La Commissione europea, già nel 2017, aveva aperto una procedura di infrazione contro il nostro Paese, per poi deferirlo alla Corte, che ha successivamente constatato la violazione oggi oggetto della condanna. Secondo i dati del 2017, il tempo medio di pagamento, come ha reso noto la Ragioneria generale, era di circa 58 giorni. Stando invece a rilevazioni più aggiornate da parte del Tesoro (fine 2018), il tempo medio di liquidazione sarebbe sceso a 46 giorni, 35 per i comuni. Nel 2019 è subentrata la norma europea che per gli appalti prevede il pagamento entro 30 giorni dall’adozione di ogni stato dei lavori, mentre è stabilito solo in casi eccezionali che si possa fissare un termine diverso che comunque non può essere superiore ai 60 giorni.

Nel tempo diversi operatori economici italiani, sia in forma privata che attraverso le associazioni di riferimento, hanno rivolto diverse denunce in merito ai  tempi eccessivamente dilatati con cui le pubbliche amministrazioni italiane saldano le fatture, proponendo un ricorso dinanzi alla Corte. Roma si era giustificata sostenendo che la direttiva 2011/17 impone unicamente di garantire termini massimi di pagamento conformi e di prevedere eventuali interessi di mora e risarcimento dei costi di recupero.
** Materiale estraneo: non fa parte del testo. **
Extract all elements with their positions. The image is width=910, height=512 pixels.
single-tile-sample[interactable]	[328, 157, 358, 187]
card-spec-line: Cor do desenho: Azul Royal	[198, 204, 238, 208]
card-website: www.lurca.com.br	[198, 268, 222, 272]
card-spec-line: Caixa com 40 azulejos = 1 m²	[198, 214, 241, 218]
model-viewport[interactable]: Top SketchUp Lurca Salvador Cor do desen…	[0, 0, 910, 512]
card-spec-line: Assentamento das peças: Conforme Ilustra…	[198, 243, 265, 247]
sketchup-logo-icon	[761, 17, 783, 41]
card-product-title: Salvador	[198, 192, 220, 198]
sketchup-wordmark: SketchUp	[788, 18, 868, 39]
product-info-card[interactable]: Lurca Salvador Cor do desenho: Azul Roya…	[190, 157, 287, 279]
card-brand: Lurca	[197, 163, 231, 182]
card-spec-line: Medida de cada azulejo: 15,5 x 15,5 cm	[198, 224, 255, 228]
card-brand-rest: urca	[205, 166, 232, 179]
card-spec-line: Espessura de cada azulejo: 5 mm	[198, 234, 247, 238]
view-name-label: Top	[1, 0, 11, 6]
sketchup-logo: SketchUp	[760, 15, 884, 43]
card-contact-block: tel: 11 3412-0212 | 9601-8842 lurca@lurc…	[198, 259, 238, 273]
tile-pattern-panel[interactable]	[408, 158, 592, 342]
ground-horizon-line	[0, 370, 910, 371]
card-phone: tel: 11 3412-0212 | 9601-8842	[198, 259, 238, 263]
Inoltre l’Italia, a propria difesa, ha sostenuto che “le disposizioni della direttiva non impongono agli stati membri di garantire l’effettiva osservanza, in qualsiasi circostanza, dei suddetti termini da parte delle Pubbliche Amministrazioni”. Questa tesi è stata però rigettata dalla Corte che, pur riconoscendo che la situazione dei ritardi di pagamento in Italia è in via di miglioramento, ha comunque rilevato come il nostro Paese sia venuto meno agli obblighi insiti nella direttiva in forza del diritto dell’Unione, e che la valutazione è stata effettuate in relazione alla situazione dello Stato membro alla scadenza del termine stabilito nel parere motivato. Il periodo valutato era infatti il 2017.

Una cosa è certa. E’ urgente trovare una soluzione efficace che adegui l’Italia, per quanto concerne i crediti con le imprese, ai tempi e agli standard previsti dall’Unione. Non si può essere “Europei” solo sulla carta.